The property market in London is in turmoil. In the first three months of this year, prices were down 4 per cent on the first quarter of 2018, according to Nationwide, and 5 per cent down on their peak the year before. The newly-marketed houses in the capital falling in price by an average of 0.4 per cent this month.

According to Rightmove, average asking prices are still lower than where they were a year ago in 28 of London’s 32 boroughs. However, 23 boroughs are now reporting monthly increases. Based on a rolling three-month average, asking prices were up 2.3 per cent in Westminster at the beginning of June, compared with the beginning of May — up 1.5 per cent in Haringey, and 1.2 per cent in many boroughs, including Kensington and Chelsea.

Speed Up!

These are only asking prices — and they may be inflated by pricey new developments in those areas — but there is evidence that sellers are setting more realistic prices. They have less time to wait for a deal. The average selling time seems to have peaked. In May a home spent an average of 72 days on the market before selling; down from 89 days in January.

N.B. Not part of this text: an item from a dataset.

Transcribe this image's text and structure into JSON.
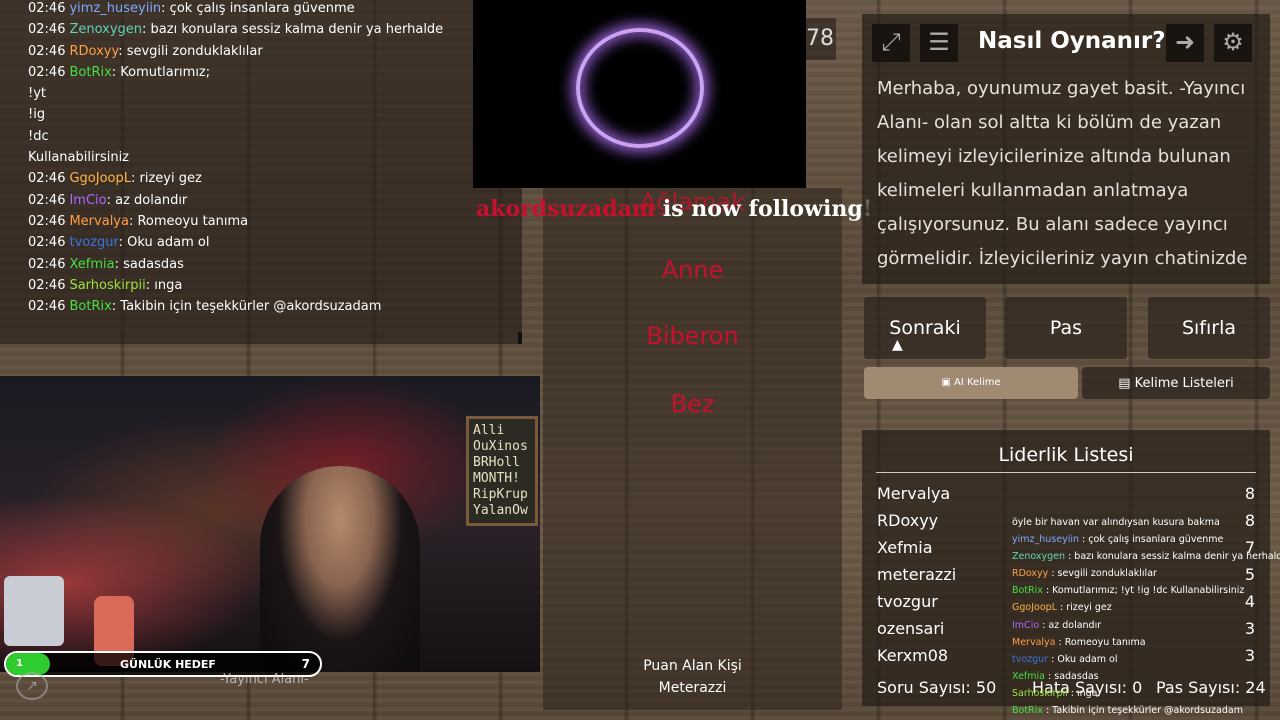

London luxury homes in highest demand for 10 years

Luxury homes have been hardest hit during the housing downturn. Prices of central London’s prime properties — which account for the top 5 per cent of the market by value — have fallen by more than 19 per cent since 2014, according to Savills. But again, these are falling more slowly this year. In the first three months of 2019, prices were level in Mayfair and Kensington. Over the past five years they have fallen 24 per cent and 21 per cent respectively. In Notting Hill and Holland Park — both of which have seen price falls of more than 15 per cent since 2014 — transaction numbers have increased and prices have risen, albeit by less than 1 per cent. Buyers are looking beyond Brexit, property agents say.